The third-generation organic solar cells have the benefits of low-cost, solution processability, low energy payback time, environment friendliness and appropriateness for mass production via large area printing techniques. The electron transport layer improves the ohmic contact between the cathode and the photoactive layer. In this research article, we demonstrate a drop on demand inkjet printing of the zinc oxide electron transport layer and the photoactive layer blend consisting of a donor poly(3-hexylthiophene-2,5-diyl) (P3HT) and acceptor Indene C-60 bisadduct (ICBA) of an organic solar cell. Consequently, all inkjet printed solar cell achieved a power conversion efficiency of 4.7% under ambient conditions. We highlighted that drop spacing, substrate temperature and the waveform parameters such as voltage and time are the important parameters for printing.

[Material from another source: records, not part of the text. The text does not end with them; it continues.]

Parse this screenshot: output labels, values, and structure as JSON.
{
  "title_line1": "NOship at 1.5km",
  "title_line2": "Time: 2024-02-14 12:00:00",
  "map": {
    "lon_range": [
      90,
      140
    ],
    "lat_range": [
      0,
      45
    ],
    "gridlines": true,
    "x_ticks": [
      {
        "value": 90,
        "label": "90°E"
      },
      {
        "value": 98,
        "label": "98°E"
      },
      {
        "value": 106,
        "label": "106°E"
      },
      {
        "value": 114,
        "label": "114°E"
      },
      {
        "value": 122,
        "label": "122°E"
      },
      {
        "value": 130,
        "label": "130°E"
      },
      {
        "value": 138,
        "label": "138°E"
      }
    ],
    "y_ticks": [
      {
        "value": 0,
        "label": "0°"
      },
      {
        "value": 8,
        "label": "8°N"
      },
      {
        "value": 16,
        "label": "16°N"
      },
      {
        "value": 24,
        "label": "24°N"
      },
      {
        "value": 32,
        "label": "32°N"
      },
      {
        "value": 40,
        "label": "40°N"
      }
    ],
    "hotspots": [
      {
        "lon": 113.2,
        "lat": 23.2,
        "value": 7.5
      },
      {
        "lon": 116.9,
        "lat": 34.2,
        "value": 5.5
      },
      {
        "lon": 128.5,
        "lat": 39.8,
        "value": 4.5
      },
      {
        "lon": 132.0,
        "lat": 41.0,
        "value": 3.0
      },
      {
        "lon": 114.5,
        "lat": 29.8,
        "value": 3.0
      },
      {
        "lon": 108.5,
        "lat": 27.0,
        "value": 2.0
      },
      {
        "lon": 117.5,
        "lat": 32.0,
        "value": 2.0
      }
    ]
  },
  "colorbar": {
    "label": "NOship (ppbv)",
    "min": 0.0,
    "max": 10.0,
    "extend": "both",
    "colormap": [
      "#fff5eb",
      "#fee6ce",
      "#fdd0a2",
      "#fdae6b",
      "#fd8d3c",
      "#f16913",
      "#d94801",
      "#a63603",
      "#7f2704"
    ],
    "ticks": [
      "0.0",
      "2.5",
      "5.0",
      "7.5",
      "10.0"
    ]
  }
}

Moreover, we observed a difference in morphology between spin coated and inkjet printed devices as characterized via UV–Visible absorbance, atomic force microscopy and scanning electron microscopy. Furthermore, we applied device characterization from impedance spectroscopy to elucidate the difference in device performance. Particularly, the effective lifetime and global mobilities calculated from the impedance spectroscopy Nyquist plots at 1 Voltage bias in the dark for all inkjet-printed devices are 0.0374 μs and 57.5 × 10−3 cm2/V–S respectively, and for all, spin-coated devices are 0.0628 μs and 115.3 × 10−3 cm2/V–S respectively.